“It’s hard to get a measure like cybersecurity legislation passed on its own,” Democratic Senator Thomas Carper, who is co-chair of a Senate subcommittee with cybersecurity oversight, told Government Information Security.
That’s why lawmakers pushing cybersecurity have resolved to introduce the legislation as a “rider” to a Senate defense bill that is likely to be easily passed before the midterm elections.
Senators are still working to merge two different versions of the cybersecurity bill, one sponsored by Senator Joe Lieberman and another sponsored by Democrat Jay Rockefeller, into a single omnibus package, in preparation for a final vote when the Senate returns to session in mid-September.
“We’re very close to where we need to be in developing a joint proposal,” said Carper.

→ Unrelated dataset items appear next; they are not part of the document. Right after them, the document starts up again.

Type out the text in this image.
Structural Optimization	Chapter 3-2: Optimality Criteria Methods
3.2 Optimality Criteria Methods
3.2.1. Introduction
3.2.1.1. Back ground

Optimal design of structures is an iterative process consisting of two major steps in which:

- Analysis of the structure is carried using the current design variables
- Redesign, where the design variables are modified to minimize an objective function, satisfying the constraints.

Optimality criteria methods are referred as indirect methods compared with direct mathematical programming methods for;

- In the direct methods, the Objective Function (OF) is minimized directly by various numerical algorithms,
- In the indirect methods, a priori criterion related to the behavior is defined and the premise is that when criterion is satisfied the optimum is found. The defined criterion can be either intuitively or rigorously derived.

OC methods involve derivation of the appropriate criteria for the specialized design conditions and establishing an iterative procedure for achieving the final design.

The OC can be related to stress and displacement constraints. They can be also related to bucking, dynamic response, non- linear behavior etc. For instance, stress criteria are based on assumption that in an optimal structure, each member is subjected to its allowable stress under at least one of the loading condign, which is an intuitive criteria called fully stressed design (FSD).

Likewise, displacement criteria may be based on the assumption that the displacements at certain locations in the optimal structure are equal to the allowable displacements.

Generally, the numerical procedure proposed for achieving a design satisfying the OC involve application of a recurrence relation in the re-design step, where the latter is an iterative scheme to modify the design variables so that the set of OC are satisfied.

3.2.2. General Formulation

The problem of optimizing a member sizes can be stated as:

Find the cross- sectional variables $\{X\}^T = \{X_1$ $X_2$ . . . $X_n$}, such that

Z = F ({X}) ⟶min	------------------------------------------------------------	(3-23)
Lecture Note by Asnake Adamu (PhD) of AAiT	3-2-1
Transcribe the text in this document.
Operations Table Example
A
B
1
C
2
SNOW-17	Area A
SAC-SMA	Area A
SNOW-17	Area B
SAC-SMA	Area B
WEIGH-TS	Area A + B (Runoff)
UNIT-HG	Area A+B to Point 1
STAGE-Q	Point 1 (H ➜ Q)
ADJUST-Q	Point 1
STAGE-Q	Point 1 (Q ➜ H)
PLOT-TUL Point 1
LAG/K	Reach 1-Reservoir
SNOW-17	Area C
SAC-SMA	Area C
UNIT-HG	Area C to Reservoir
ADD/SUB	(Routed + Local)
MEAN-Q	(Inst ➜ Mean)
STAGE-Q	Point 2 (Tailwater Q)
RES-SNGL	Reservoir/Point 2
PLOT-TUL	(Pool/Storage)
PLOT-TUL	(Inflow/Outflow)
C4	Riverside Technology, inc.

Lawmakers are in a race to pass cybersecurity before the midterms because if they wait until Congress returns after the November 2nd vote, the chances of getting the bill through “would significantly dim should the Republicans pick up a significant number of seats”. That leaves a four week window from the middle of September to the start of election campaigning for Senators to sneak through the legislation.
Lieberman’s version of the cybersecurity bill includes language that would hand President Obama the power to shut down parts of the world wide web for at least four months with no congressional oversight in the event of a cyber attack on critical infrastructure systems in the U.S.
Senators argue that they will be able to attach the Internet kill switch bill to the Defense Authorization Act because cybersecurity is a component of national security. However, the primary justifications behind treating “cybersecurity” as a national security matter are completely overblown and erroneous.